Digging back through the archives to see what I could find, there was this interesting shot at looking at the Penguins roster in 2020 from back in July 2018. Technically this wasn’t meant to pay off until after this offseason for the 2020-21 season, but right now who knows what the 2020 offseason will mean. Will there be compliance buyouts? A salary cap cut? A partial salary rollback? A season starting on time or at all? All of it up in the air as of now, and none of it can really accurate be predicted or known at this time.
So might as well sit back, check out what we thought 22 months ago and what has changed. Here was the 2018 stab at a roster projection in 2020-
Jake Guentzel - Sidney Crosby - Daniel Sprong
Bryan Rust - Evgeni Malkin - Phil Kessel
? - Jordy Bellerive - Patric Hornqvist
Zach Aston-Reese - Teddy Blueger - ?
Brian Dumoulin / Kris Letang
Olli Maatta / ?
Jack Johnson / Jamie Oleksiak
Some lessons learned?
Projecting specific prospects is really tough
Neither Daniel Sprong, nor Jordy Bellerive have graduated to become full-time NHL players since the time of this projection. Neither are likely to be next season either. On the other end of the spectrum, no one in Pittsburgh knew who John Marino was 24 months ago, now he’s a mainstay. (Probably Marcus Pettersson too, for that matter). There’s a couple of minor wins though in seeing the NHL fourth line futures for Zach Aston-Reese and Teddy Blueger making the leap from AHL to NHL full-time.
But, it’s a tale as old as time: hockey fans, writers, coaches, managers always fall in love with their top prospects. Accentuate the positive and ignore the negatives, believing that they will grow into top-end players. In reality, very rarely does this happen. Still, it’s fun to dream. And the Pens have developed youngsters like Marino, Pettersson, Blueger and Aston-Reese, so it’s not like prospect-to-NHL growth doesn’t happen...It’s just that usually it happens from strange and unforeseen places, and a lot of times the prize prospects of the moment (ala Sprong and Bellerive) can fall by the wayside, for one reason or another.

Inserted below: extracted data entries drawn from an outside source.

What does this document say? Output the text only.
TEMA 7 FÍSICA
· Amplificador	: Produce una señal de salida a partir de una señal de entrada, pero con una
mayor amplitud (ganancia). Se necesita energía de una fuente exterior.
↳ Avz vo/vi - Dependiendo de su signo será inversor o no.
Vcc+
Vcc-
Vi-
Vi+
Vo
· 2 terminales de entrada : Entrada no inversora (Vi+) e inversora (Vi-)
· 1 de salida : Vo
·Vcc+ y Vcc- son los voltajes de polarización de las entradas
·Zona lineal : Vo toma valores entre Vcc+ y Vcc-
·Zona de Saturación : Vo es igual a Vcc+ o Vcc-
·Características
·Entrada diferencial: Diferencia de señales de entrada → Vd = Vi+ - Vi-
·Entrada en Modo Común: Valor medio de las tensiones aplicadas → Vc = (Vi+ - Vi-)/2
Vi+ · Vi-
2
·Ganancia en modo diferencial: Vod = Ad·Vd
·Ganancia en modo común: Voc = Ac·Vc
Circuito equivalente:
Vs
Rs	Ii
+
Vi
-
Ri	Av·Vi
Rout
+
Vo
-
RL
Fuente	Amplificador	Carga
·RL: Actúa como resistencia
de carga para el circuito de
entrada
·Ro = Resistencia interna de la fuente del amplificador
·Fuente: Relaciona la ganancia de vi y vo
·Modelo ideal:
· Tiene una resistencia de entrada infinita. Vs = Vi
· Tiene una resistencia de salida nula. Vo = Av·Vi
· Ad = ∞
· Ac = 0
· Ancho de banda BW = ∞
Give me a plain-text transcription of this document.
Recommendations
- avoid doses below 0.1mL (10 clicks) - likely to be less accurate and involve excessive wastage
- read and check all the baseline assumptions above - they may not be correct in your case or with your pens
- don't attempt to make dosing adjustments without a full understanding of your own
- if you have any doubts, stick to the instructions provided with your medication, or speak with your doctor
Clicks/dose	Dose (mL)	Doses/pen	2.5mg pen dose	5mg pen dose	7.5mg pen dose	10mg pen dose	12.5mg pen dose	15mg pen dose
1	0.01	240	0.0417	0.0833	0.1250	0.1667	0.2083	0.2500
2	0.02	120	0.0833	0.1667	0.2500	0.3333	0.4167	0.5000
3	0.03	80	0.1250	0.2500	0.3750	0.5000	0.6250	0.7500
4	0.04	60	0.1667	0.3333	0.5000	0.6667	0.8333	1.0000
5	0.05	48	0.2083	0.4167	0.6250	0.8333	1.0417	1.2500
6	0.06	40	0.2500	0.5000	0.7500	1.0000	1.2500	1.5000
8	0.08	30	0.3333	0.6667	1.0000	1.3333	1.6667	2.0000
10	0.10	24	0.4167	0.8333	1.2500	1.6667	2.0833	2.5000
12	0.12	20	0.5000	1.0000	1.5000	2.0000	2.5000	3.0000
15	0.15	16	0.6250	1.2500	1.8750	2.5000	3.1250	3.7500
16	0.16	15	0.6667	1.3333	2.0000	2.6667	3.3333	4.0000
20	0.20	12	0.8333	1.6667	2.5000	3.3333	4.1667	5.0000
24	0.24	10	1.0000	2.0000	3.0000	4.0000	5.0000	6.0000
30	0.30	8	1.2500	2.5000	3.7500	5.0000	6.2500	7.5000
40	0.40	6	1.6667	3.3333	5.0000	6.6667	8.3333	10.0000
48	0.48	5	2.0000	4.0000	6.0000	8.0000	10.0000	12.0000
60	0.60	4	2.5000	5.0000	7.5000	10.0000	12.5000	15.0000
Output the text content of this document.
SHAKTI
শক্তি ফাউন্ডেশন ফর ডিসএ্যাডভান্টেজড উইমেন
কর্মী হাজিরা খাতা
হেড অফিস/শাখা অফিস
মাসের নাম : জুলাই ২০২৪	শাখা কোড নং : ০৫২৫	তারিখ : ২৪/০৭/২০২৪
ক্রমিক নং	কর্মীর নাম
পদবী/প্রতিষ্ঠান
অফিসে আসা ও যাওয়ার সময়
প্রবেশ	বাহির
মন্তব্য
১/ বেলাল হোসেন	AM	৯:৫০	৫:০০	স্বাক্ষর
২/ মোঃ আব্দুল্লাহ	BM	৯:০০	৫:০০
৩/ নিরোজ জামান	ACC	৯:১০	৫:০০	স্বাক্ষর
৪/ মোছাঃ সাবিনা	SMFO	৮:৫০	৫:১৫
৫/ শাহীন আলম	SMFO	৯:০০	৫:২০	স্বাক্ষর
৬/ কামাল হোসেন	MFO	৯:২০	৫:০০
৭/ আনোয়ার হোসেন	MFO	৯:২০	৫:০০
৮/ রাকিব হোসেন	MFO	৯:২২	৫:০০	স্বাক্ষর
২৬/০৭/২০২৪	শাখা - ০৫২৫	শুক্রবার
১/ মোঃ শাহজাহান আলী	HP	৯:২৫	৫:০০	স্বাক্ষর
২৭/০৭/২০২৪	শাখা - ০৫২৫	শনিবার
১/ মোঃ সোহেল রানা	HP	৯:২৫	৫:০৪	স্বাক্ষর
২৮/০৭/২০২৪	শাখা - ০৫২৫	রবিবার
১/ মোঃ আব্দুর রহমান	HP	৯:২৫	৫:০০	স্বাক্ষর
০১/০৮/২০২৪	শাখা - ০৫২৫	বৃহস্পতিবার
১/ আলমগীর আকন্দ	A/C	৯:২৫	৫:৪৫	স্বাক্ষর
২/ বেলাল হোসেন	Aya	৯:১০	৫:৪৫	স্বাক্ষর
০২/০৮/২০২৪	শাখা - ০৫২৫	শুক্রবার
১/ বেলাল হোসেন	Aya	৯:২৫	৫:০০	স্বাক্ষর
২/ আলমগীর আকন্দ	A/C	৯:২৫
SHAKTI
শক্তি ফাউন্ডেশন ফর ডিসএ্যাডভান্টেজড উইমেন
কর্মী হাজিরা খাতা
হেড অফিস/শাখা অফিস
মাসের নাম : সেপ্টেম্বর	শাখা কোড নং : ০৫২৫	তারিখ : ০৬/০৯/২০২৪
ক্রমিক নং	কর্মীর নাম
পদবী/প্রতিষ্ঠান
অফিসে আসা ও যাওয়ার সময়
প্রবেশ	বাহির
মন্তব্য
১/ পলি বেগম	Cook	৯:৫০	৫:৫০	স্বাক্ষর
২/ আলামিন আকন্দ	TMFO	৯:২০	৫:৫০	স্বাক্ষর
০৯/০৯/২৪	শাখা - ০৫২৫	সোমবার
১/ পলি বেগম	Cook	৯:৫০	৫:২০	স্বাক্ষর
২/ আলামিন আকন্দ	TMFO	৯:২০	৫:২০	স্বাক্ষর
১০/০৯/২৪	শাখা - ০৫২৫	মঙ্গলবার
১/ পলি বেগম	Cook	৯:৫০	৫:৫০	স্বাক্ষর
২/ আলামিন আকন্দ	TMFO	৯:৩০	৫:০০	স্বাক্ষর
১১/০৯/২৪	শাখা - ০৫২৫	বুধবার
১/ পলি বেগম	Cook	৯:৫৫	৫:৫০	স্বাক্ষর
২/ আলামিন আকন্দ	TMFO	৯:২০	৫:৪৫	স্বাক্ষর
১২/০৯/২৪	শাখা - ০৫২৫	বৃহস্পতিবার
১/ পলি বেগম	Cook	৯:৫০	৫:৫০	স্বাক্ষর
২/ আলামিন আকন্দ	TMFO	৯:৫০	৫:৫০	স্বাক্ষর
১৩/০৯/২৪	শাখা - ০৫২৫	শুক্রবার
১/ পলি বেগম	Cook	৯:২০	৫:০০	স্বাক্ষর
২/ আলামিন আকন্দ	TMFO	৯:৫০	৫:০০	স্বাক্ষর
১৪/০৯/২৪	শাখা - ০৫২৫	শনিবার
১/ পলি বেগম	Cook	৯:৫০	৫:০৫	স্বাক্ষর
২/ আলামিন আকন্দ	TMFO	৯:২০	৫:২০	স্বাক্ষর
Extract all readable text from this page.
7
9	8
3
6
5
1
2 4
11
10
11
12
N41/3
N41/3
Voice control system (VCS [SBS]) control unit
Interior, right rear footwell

Trades from a very active GM are the wildcard
In a swipe, Phil Kessel and Olli Maatta were gone. Players like Dominik Kahun, Tanner Pearson and Erik Gudbranson were traded for AND traded away in between the time of the first projection to now. Hell, Conor Sheary was traded away and brought back (and still might leave again via free agency). Obviously you can’t go 100% on predicting a roster years ahead of time, and personnel moves like that just drive it home.
Core is obvious
It’s not rocket science to see that the Pens are a franchise built on the foundation of Sidney Crosby, Evgeni Malkin and Kris Letang. Jake Guentzel and Brian Dumoulin have inched into the upper echelon of key players as well, and should both remain stable pieces for at least the next three seasons given they have long-term contracts that are very team-friendly (Dumo with three more years after 2019-20, Guentzel with five). Bryan Rust is probably getting there too at this point.
Hold goalies until you can’t
The biggest question of the Pens’ 2020 offseason — whenever that may be — is what they will and should do in net. Matt Murray has slumped in recent years, a glorious double Stanley Cup start to his career fading into the back. 2020-21 is also the last year of team control. Do the Pens sign him long-term — even though betting big money on goalies seems to be more trouble than it’s worth?
Tristan Jarry feels like a better lock to be on the roster next season in some form or fashion, but will it be as kinda the 1B that he was from January - March? Or if Murray is moved will the team really ride with a Jarry / Casey DeSmith tandem?
Lots of questions and it’s been an uncertain outlook all season long as the play of both goalies ebbed and flowed all season. The pandemic is clearly the ultimate uncertain variable that has been thrown into the mix, since now no one can be certain in this moment what the future might hold. As of now, it’s wait and see what the future might hold.
One thing we’ve long learned from Jim Rutherford is that he won’t be in a hurry to remove a good goalie from the roster, until the circumstances absolutely dictate that he must. Maybe that means moving a salary like Nick Bjugstad so that the team has room to re-sign both Murray and Jarry. Maybe that means something else. Either way, I think I’d still bet on the crafty GM finding a way to navigate the salary cap and try to get one more look at Murray/Jarry tandem before charting a course by committing to one and turning the other loose later on in the future. Count on him kicking that can down the road for as long as possible, with the major looming question being - just how long will that be possible?